A key finding of the research is that people felt the candidate was likely to fail in a bid for re-election if the action was in the imperfective form.

“These findings provide novel insights about how language can shape thought in the political realm,” the authors wrote.  Most research on political messages focuses on language yoked to partisan issues or word-level phenomena.

In their paper, “Can Grammar Win Elections?,” Matlock and Fausey argue that using the imperfective form in political messages can amplify politicians’ negative past actions, such as “accepting hush money” or “having an affair” because voters infer that such negative actions may continue.
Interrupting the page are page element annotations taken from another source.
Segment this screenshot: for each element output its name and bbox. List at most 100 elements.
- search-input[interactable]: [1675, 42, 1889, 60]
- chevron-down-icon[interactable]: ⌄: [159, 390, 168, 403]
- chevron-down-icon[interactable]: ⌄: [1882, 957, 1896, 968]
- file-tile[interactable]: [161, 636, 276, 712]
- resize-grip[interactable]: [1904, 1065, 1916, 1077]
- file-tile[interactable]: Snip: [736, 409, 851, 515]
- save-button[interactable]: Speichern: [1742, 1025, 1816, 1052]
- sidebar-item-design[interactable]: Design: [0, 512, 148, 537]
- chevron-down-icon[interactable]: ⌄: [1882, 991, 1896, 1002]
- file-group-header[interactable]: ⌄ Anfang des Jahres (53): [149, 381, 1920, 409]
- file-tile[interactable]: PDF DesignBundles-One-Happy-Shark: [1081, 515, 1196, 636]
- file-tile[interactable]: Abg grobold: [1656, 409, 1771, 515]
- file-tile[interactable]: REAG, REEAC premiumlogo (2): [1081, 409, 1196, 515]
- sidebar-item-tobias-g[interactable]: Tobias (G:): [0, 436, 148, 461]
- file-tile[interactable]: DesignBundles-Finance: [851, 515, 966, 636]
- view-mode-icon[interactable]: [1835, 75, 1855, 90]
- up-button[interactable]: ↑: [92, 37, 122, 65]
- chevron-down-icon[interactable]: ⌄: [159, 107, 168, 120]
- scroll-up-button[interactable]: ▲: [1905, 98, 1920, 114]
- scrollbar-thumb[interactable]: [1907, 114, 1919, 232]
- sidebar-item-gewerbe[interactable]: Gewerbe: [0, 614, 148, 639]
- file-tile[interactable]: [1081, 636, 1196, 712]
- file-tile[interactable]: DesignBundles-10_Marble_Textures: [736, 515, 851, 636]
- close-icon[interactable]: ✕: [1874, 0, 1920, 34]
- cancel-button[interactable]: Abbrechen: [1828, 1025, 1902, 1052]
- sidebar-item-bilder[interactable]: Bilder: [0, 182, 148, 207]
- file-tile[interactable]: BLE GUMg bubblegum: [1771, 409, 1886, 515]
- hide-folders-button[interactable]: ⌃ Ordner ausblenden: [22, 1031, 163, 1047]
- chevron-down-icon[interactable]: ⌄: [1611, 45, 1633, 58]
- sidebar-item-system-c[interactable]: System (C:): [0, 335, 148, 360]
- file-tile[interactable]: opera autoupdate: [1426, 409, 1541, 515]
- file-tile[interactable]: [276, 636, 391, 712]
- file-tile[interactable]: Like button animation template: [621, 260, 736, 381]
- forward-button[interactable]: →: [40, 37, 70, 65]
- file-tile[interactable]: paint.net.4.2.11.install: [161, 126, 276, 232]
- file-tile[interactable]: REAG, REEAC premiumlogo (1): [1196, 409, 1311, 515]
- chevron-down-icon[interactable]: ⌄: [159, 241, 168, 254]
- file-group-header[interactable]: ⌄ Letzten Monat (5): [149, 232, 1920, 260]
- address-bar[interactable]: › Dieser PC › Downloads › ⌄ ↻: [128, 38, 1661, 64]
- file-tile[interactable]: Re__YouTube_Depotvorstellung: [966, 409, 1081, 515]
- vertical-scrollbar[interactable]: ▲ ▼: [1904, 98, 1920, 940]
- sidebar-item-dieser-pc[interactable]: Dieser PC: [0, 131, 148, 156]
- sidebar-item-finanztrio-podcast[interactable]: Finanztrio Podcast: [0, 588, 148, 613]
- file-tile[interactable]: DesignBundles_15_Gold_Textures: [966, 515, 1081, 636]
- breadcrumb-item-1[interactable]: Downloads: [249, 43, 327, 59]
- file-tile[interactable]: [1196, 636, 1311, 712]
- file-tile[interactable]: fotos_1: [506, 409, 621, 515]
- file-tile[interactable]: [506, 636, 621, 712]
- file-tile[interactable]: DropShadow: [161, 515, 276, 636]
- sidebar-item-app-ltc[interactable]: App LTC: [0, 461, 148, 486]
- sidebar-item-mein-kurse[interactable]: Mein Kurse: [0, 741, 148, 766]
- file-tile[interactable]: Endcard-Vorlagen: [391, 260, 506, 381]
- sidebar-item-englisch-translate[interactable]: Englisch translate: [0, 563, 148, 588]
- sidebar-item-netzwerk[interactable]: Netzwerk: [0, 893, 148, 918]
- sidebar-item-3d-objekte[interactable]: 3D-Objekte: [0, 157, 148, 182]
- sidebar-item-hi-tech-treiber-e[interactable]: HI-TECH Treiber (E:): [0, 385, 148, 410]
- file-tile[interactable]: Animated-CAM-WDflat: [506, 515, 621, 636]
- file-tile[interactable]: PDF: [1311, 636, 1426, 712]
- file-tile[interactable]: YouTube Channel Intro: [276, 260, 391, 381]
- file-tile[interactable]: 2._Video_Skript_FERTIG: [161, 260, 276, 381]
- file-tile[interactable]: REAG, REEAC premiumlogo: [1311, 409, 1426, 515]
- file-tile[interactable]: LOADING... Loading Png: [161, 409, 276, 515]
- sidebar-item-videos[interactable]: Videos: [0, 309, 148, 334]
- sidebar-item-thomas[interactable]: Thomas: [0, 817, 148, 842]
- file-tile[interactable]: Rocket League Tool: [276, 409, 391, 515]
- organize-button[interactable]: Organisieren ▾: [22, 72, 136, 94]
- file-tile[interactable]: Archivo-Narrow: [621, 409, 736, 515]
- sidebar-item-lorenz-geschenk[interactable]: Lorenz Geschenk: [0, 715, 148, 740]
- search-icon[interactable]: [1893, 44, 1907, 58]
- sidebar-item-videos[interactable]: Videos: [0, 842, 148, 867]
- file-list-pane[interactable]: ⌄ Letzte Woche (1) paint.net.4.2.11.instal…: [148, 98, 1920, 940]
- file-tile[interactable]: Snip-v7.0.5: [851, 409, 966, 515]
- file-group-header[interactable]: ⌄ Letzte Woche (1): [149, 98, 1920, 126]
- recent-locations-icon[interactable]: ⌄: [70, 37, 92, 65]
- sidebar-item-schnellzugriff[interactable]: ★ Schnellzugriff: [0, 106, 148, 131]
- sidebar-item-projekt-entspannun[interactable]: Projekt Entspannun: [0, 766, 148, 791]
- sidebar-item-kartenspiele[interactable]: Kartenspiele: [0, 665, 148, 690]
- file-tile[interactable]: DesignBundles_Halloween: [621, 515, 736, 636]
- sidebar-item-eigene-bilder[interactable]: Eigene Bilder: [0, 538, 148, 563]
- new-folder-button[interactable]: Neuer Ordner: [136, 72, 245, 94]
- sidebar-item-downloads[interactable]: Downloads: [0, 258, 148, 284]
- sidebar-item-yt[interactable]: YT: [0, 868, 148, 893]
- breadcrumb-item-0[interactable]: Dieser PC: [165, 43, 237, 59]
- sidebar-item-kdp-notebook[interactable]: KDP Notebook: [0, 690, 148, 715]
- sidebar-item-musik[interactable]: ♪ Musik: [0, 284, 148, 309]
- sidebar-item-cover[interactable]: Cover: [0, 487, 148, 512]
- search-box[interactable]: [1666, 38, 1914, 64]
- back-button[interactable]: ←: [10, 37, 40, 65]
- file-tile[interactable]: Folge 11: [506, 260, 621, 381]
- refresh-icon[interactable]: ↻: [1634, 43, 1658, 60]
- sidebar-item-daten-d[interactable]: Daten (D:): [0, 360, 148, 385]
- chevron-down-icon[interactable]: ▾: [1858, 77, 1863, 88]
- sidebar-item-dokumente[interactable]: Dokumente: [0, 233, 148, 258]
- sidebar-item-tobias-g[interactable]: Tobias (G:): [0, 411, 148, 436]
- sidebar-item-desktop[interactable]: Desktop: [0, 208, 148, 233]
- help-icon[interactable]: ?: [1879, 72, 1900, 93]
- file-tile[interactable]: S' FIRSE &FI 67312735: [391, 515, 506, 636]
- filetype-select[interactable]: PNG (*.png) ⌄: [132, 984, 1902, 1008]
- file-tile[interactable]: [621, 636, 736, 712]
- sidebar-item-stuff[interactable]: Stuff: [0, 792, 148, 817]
In contrast, the perfective implies that these actions may be “over and done with.”

The research, which will be published in “Political Psychology” in the coming weeks, was recently highlighted in “Science” magazine. The study is an example of UC Merced’s commitment to apply cutting-edge interdisciplinary research to real world issues. The work combines theory and methods from linguistics, psychology and political science. 

What next?  Matlock reports, “We call this grammatical influence aspectual framing, and we’re seeing it in quite a range of social domains, not just politics. The next step will be to see how it is realized in other cultures and languages.” 

The work is part of a movement in cognitive science dedicated to exploring how linguistic details influence everyday reasoning.